As machine learning becomes more widely used in practice, we need new methods to build complex intelligent systems that integrate learning with existing software and with domain knowledge encoded as rules. As a case study, we present such a system that learns to parse Newtonian physics problems in textbooks. This system, Nuts&Bolts, learns a pipeline process that incorporates existing code, pre-learned machine learning models, and human-engineered rules. It jointly trains the entire pipeline to prevent propagation of errors, using a combination of labeled and unlabeled data. Our approach achieves a good performance on the parsing task, outperforming the simple pipeline and its variants. We further use Nuts&Bolts to show improvements on the end task of answering these problems.

Sample Complexity of Nonparametric Semi-Supervised Learning

Authors: Chen Dan, Leqi Liu, Bryon Aragam, Pradeep Ravikumar, Eric Xing

We study the sample complexity of semi-supervised learning (SSL) and introduce new assumptions based on the mismatch between a mixture model learned from unlabeled data and the true mixture model induced by the (unknown) class-conditional distributions. Under these assumptions, we establish an $\Omega(K\log K)$ labeled sample complexity bound without imposing parametric assumptions, where $K$ is the number of classes. Our results suggest that even in nonparametric settings it is possible to learn a near-optimal classifier using only a few labeled samples. Unlike previous theoretical work which focuses on binary classification, we consider general multiclass classification ($K>2$), which requires solving a difficult permutation learning problem.
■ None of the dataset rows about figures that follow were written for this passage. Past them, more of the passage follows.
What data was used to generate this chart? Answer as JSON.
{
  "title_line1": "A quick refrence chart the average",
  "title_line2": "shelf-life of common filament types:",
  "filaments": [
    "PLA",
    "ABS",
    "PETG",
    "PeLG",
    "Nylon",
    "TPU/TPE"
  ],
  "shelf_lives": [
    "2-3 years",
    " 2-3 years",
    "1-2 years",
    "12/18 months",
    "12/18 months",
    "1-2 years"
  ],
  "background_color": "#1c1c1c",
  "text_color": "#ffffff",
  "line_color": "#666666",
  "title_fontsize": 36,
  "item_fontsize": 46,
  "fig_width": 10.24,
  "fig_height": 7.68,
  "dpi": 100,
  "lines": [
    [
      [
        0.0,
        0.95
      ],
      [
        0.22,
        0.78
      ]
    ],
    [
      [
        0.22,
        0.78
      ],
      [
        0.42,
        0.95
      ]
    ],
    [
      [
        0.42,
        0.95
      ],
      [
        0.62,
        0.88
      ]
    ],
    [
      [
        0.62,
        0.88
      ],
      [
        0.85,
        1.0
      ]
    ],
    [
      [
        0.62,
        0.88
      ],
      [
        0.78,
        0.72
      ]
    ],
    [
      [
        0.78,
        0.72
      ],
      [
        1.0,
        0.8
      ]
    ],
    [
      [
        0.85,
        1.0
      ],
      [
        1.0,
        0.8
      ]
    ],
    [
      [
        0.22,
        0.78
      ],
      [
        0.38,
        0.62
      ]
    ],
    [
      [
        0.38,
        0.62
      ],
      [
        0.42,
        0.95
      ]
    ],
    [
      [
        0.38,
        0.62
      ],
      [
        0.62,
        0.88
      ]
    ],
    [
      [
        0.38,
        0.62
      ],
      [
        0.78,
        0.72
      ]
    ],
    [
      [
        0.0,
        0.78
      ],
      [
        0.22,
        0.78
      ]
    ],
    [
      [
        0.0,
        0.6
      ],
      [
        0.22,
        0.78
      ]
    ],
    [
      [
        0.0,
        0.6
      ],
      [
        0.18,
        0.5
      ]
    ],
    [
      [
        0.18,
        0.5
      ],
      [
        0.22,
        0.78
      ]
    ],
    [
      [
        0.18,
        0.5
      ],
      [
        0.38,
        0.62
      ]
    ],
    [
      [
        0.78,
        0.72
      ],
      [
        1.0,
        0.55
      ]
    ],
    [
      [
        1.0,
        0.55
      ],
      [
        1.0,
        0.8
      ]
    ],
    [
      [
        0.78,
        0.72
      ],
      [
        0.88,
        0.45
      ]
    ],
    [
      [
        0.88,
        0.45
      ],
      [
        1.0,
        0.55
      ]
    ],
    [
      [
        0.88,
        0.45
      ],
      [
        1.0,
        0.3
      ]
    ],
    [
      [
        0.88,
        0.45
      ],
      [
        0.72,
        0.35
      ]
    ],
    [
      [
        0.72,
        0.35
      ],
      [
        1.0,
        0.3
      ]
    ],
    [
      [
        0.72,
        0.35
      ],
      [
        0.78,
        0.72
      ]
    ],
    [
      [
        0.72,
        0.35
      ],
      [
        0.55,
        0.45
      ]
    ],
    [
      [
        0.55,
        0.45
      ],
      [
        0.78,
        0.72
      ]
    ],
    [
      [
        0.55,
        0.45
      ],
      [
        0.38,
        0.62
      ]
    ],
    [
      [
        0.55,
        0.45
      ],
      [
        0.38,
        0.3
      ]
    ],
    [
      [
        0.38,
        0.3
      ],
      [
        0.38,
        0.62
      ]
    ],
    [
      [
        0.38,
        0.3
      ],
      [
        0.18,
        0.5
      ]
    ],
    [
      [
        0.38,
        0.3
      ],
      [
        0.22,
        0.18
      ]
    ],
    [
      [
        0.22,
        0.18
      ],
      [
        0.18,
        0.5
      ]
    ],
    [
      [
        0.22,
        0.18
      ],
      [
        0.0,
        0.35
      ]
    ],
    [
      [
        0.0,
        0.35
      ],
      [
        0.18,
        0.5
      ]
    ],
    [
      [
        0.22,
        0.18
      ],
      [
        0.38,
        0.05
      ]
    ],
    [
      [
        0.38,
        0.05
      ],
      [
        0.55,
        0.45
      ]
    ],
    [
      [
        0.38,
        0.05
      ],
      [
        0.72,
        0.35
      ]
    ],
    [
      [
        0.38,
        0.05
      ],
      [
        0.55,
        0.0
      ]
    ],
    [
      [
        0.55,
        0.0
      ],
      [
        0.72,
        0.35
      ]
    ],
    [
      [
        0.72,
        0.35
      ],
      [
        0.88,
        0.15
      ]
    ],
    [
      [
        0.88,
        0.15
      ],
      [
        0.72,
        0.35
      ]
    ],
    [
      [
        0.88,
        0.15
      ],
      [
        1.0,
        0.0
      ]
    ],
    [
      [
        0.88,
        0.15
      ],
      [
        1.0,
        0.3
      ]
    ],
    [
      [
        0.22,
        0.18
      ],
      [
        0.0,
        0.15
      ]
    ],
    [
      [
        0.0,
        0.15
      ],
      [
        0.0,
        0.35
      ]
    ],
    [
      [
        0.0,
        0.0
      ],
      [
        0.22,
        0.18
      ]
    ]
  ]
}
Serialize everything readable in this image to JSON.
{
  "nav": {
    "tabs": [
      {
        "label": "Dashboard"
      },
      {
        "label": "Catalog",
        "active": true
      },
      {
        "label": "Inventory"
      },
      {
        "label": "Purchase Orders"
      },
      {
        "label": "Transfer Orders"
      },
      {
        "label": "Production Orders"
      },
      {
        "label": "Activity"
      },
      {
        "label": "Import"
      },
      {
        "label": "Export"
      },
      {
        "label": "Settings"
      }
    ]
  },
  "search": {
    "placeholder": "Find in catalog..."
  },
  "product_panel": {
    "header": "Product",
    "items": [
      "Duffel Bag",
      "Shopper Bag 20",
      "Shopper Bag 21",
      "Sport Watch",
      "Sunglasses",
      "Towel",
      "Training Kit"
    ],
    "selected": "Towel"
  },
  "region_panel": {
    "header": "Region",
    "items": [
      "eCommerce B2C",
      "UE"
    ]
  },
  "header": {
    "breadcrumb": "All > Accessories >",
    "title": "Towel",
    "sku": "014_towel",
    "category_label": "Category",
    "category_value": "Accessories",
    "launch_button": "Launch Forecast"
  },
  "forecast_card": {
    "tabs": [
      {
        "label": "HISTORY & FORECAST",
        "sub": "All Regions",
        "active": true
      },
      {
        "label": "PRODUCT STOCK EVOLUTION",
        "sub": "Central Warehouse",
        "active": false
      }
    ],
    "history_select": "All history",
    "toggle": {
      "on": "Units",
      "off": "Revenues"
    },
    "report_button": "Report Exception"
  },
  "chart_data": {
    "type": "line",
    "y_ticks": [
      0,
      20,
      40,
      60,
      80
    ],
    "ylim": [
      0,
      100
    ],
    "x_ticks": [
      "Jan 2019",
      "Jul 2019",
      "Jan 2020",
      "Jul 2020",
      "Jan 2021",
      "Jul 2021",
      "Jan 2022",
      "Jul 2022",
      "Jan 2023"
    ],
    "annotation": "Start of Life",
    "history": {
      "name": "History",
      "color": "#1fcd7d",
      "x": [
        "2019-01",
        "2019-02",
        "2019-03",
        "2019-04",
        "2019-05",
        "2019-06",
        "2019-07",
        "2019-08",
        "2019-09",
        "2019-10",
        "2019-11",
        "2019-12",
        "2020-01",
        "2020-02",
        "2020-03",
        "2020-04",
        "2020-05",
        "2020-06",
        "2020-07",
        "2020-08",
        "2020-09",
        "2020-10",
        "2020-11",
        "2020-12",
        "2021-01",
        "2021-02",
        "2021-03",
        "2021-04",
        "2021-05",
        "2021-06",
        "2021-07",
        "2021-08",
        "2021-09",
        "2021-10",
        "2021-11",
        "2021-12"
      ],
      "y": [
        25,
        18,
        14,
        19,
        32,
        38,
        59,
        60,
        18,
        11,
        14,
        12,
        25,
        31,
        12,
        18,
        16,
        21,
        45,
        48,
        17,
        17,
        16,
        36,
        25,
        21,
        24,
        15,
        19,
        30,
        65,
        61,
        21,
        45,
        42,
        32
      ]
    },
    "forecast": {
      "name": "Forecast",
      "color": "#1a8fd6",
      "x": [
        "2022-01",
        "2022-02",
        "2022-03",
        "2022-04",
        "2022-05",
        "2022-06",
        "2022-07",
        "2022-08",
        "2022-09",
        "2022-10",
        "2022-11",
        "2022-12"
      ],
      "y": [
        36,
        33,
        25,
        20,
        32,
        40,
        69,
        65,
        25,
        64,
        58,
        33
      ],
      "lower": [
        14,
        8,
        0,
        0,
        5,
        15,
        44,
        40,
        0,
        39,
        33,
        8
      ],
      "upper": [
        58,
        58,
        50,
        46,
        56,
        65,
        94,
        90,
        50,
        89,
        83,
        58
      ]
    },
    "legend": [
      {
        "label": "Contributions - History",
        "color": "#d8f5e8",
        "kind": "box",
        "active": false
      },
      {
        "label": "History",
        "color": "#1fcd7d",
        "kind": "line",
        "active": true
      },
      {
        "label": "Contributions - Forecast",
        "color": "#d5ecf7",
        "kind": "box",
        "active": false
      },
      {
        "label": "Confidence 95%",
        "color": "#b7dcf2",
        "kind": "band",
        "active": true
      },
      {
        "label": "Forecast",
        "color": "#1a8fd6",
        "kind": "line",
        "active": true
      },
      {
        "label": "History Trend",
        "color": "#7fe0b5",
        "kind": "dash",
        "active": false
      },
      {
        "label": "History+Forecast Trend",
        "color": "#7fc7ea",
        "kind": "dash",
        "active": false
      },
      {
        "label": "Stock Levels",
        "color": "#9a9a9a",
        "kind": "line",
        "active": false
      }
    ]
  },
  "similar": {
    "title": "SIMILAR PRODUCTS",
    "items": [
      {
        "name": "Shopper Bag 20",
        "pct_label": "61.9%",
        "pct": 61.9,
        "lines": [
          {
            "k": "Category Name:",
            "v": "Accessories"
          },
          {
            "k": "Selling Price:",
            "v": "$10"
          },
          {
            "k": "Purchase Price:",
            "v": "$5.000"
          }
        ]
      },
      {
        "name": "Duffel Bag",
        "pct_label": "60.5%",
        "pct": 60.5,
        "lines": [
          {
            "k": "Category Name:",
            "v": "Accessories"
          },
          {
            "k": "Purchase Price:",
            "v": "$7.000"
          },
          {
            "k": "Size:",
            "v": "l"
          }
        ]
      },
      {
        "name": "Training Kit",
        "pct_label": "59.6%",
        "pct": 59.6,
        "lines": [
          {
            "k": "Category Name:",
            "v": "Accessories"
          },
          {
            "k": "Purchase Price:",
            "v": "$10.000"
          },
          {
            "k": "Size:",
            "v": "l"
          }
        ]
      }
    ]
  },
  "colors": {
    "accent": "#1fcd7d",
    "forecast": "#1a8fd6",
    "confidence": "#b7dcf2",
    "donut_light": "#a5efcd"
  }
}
This permutation defines a classifier whose classification error is controlled by the Wasserstein distance between mixing measures, and we provide finite-sample results characterizing the behavior of the excess risk of this classifier. Finally, we describe three algorithms for computing these estimators based on a connection to bipartite graph matching and perform experiments to illustrate the superiority of the MLE over the majority vote estimator.